[Tinyos Core WG] SPI discussion
David Moss
dmm at rincon.com
Mon May 14 11:18:17 PDT 2007
Phil -
I see what you're saying now.
The microcontroller is the SPI master and will drive the transaction. The
implementation of the driver clearly shows the Receive interrupt flag being
polled from the microcontroller to determine if more data was received from
the device - but that's valid only when the SPI is enabled. Although the
CC2420 is not explicitly powering down the SPI, you must be correct in the
assumption that the SPI must be getting powered down, because that interrupt
flag no longer toggled. And this would occur from the CC2420SpiImplP
component prematurely calling its Spi.release().
I agree we should do some tests to verify we can do away with some of
unnecessary CC2420 SPI-specific logic. Currently, I think the main culprit
is the fact that the Spi is automatically released from each component
(TransmitP, ReceiveP) when their StdControl.stop()'s get called. Further
logic is necessary verify the device is still powered after getting results
from the SPI, to know whether or not those results are valid.
-David
-----Original Message-----
From: Philip Levis [mailto:pal at cs.stanford.edu]
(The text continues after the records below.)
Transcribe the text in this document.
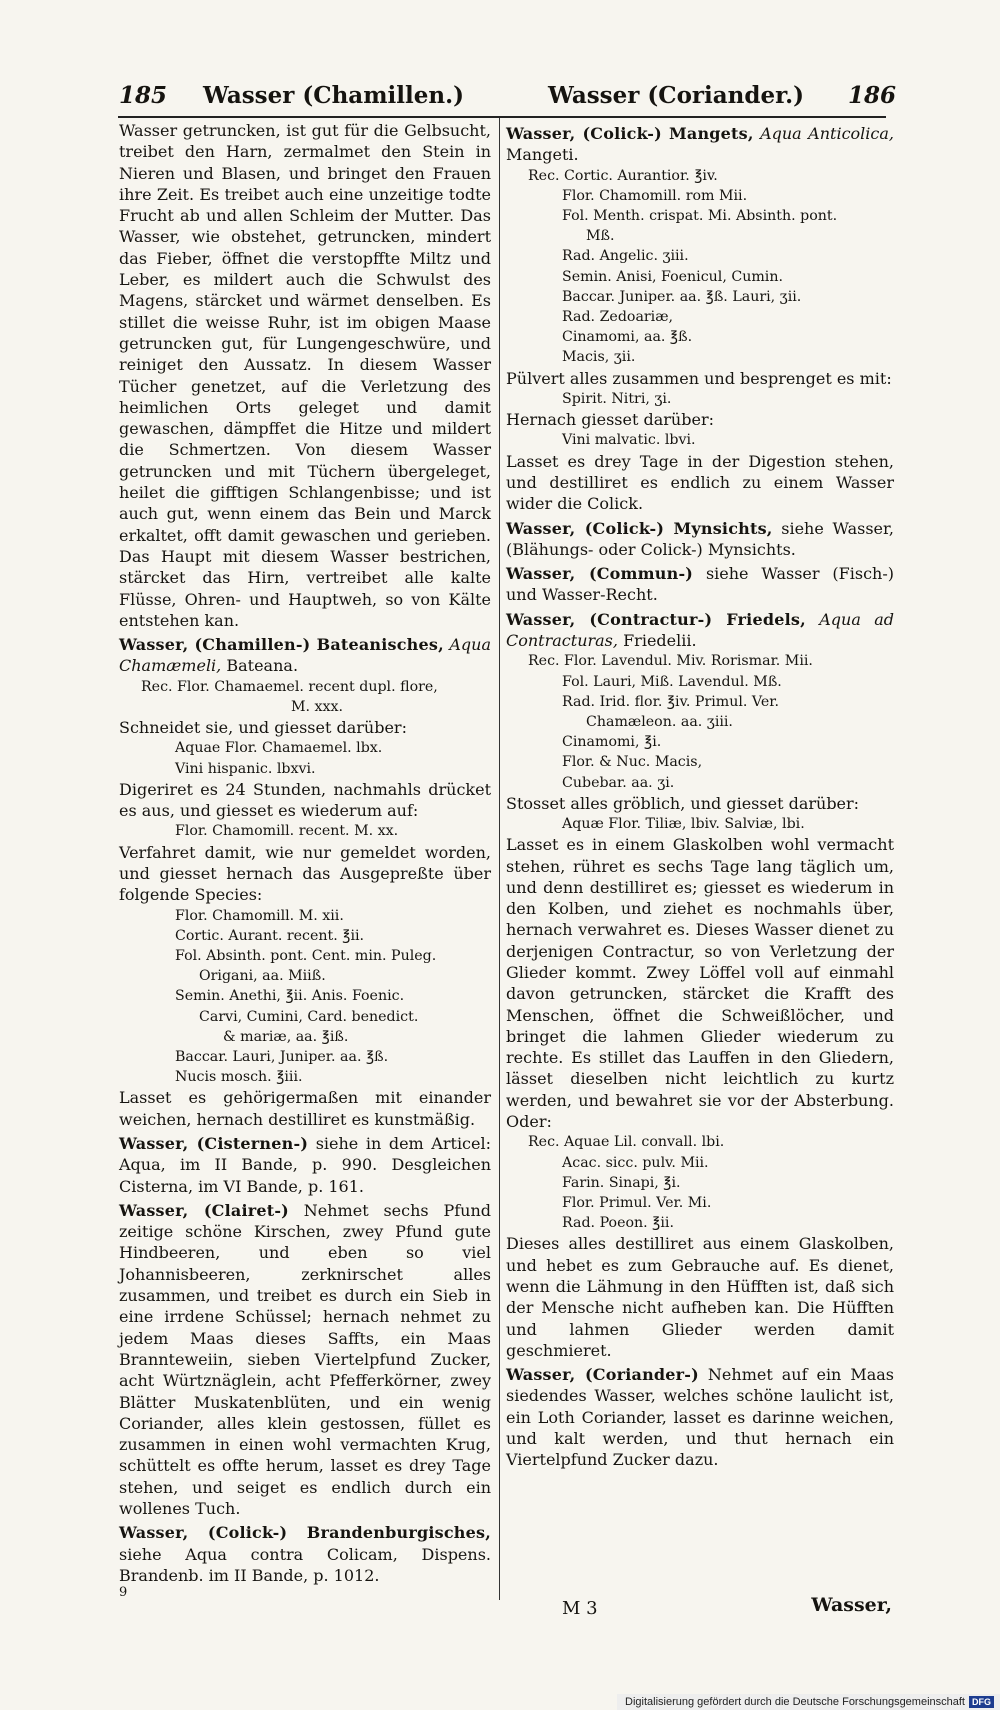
185 Wasser (Chamillen.)	Wasser (Coriander.) 186

Wasser getruncken, ist gut für die Gelbsucht, treibet den Harn, zermalmet den Stein in Nieren und Blasen, und bringet den Frauen ihre Zeit. Es treibet auch eine unzeitige todte Frucht ab und allen Schleim der Mutter. Das Wasser, wie obstehet, getruncken, mindert das Fieber, öffnet die verstopffte Miltz und Leber, es mildert auch die Schwulst des Magens, stärcket und wärmet denselben. Es stillet die weisse Ruhr, ist im obigen Maase getruncken gut, für Lungengeschwüre, und reiniget den Aussatz. In diesem Wasser Tücher genetzet, auf die Verletzung des heimlichen Orts geleget und damit gewaschen, dämpffet die Hitze und mildert die Schmertzen. Von diesem Wasser getruncken und mit Tüchern übergeleget, heilet die gifftigen Schlangenbisse; und ist auch gut, wenn einem das Bein und Marck erkaltet, offt damit gewaschen und gerieben. Das Haupt mit diesem Wasser bestrichen, stärcket das Hirn, vertreibet alle kalte Flüsse, Ohren- und Hauptweh, so von Kälte entstehen kan.

Wasser, (Chamillen-) Bateanisches, Aqua Chamæmeli, Bateana.

Rec. Flor. Chamaemel. recent dupl. flore,

M. xxx.

Schneidet sie, und giesset darüber:

Aquae Flor. Chamaemel. lbx.

Vini hispanic. lbxvi.

Digeriret es 24 Stunden, nachmahls drücket es aus, und giesset es wiederum auf:

Flor. Chamomill. recent. M. xx.

Verfahret damit, wie nur gemeldet worden, und giesset hernach das Ausgepreßte über folgende Species:

Flor. Chamomill. M. xii.

Cortic. Aurant. recent. ℥ii.

Fol. Absinth. pont. Cent. min. Puleg.

Origani, aa. Miiß.

Semin. Anethi, ℥ii. Anis. Foenic.

Carvi, Cumini, Card. benedict.

& mariæ, aa. ℥iß.

Baccar. Lauri, Juniper. aa. ℥ß.

Nucis mosch. ℥iii.

Lasset es gehörigermaßen mit einander weichen, hernach destilliret es kunstmäßig.

Wasser, (Cisternen-) siehe in dem Articel: Aqua, im II Bande, p. 990. Desgleichen Cisterna, im VI Bande, p. 161.

Wasser, (Clairet-) Nehmet sechs Pfund zeitige schöne Kirschen, zwey Pfund gute Hindbeeren, und eben so viel Johannisbeeren, zerknirschet alles zusammen, und treibet es durch ein Sieb in eine irrdene Schüssel; hernach nehmet zu jedem Maas dieses Saffts, ein Maas Brannteweiin, sieben Viertelpfund Zucker, acht Würtznäglein, acht Pfefferkörner, zwey Blätter Muskatenblüten, und ein wenig Coriander, alles klein gestossen, füllet es zusammen in einen wohl vermachten Krug, schüttelt es offte herum, lasset es drey Tage stehen, und seiget es endlich durch ein wollenes Tuch.

Wasser, (Colick-) Brandenburgisches, siehe Aqua contra Colicam, Dispens. Brandenb. im II Bande, p. 1012.

Wasser, (Colick-) Mangets, Aqua Anticolica, Mangeti.

Rec. Cortic. Aurantior. ℥iv.

Flor. Chamomill. rom Mii.

Fol. Menth. crispat. Mi. Absinth. pont.

Mß.

Rad. Angelic. ʒiii.

Semin. Anisi, Foenicul, Cumin.

Baccar. Juniper. aa. ℥ß. Lauri, ʒii.

Rad. Zedoariæ,

Cinamomi, aa. ℥ß.

Macis, ʒii.

Pülvert alles zusammen und besprenget es mit:

Spirit. Nitri, ʒi.

Hernach giesset darüber:

Vini malvatic. lbvi.

Lasset es drey Tage in der Digestion stehen, und destilliret es endlich zu einem Wasser wider die Colick.

Wasser, (Colick-) Mynsichts, siehe Wasser, (Blähungs- oder Colick-) Mynsichts.

Wasser, (Commun-) siehe Wasser (Fisch-) und Wasser-Recht.

Wasser, (Contractur-) Friedels, Aqua ad Contracturas, Friedelii.

Rec. Flor. Lavendul. Miv. Rorismar. Mii.

Fol. Lauri, Miß. Lavendul. Mß.

Rad. Irid. flor. ℥iv. Primul. Ver.

Chamæleon. aa. ʒiii.

Cinamomi, ℥i.

Flor. & Nuc. Macis,

Cubebar. aa. ʒi.

Stosset alles gröblich, und giesset darüber:

Aquæ Flor. Tiliæ, lbiv. Salviæ, lbi.

Lasset es in einem Glaskolben wohl vermacht stehen, rühret es sechs Tage lang täglich um, und denn destilliret es; giesset es wiederum in den Kolben, und ziehet es nochmahls über, hernach verwahret es. Dieses Wasser dienet zu derjenigen Contractur, so von Verletzung der Glieder kommt. Zwey Löffel voll auf einmahl davon getruncken, stärcket die Krafft des Menschen, öffnet die Schweißlöcher, und bringet die lahmen Glieder wiederum zu rechte. Es stillet das Lauffen in den Gliedern, lässet dieselben nicht leichtlich zu kurtz werden, und bewahret sie vor der Absterbung. Oder:

Rec. Aquae Lil. convall. lbi.

Acac. sicc. pulv. Mii.

Farin. Sinapi, ℥i.

Flor. Primul. Ver. Mi.

Rad. Poeon. ℥ii.

Dieses alles destilliret aus einem Glaskolben, und hebet es zum Gebrauche auf. Es dienet, wenn die Lähmung in den Hüfften ist, daß sich der Mensche nicht aufheben kan. Die Hüfften und lahmen Glieder werden damit geschmieret.

Wasser, (Coriander-) Nehmet auf ein Maas siedendes Wasser, welches schöne laulicht ist, ein Loth Coriander, lasset es darinne weichen, und kalt werden, und thut hernach ein Viertelpfund Zucker dazu.

9
M 3	Wasser,
Digitalisierung gefördert durch die Deutsche Forschungsgemeinschaft DFG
Sent: Saturday, May 12, 2007 8:40 AM
To: David Moss
Subject: Re: [Tinyos Core WG] SPI discussion
On May 11, 2007, at 11:53 PM, David Moss wrote:
> Currently, ReceiveP doesn't know *in advance* that the chip is
> going to be
> powered down. So, it receives an interrupt to start reading from
> the SPI
> bus and begins to read while the chip, at some other level, is
> about to shut
> down. From what I remember, the actual SPI bus driver at the
> lowest level
> sits in a while loop polling some register that's awaiting data:
>
> Msp430SpiNoDmaP.nc:
> [100] while( !call Usart.isRxIntrPending() );
>
>
> HplMsp430Usart0P.nc:
> async command bool Usart.isRxIntrPending(){
> if (IFG1 & URXIFG0){
> return TRUE;
> }
> return FALSE;
> }
>
> If the data never comes, then Usart.isRxIntrPending() doesn't get
> flipped,
> and the node locks up.
I think I'm still confused.
As far as I understand it, if you are in the midst of an SPI transfer
and turn off the SPI *peripheral*, the transfer should still occur:
it's clocked from the MCU. The data transferred, however, will be
corrupted. On the send side, the peripheral clearly won't get it and
on the receive side it will be garbage. The failure occurs because
the SPI bus itself is turned off; when this occurs, it no longer
issues interrupts.
Am I incorrect on this?
So what I was asking was this: would one way to solve this be to take
the task spin logic out of the SPI driver and instead check after SPI
operations if the chip has been turned off? So rather than delay
turning off the chip to when all operations completes, just let the
operations complete and if the chip is turned off when they do,
discard the result? This would be similar to how the cancel logic works.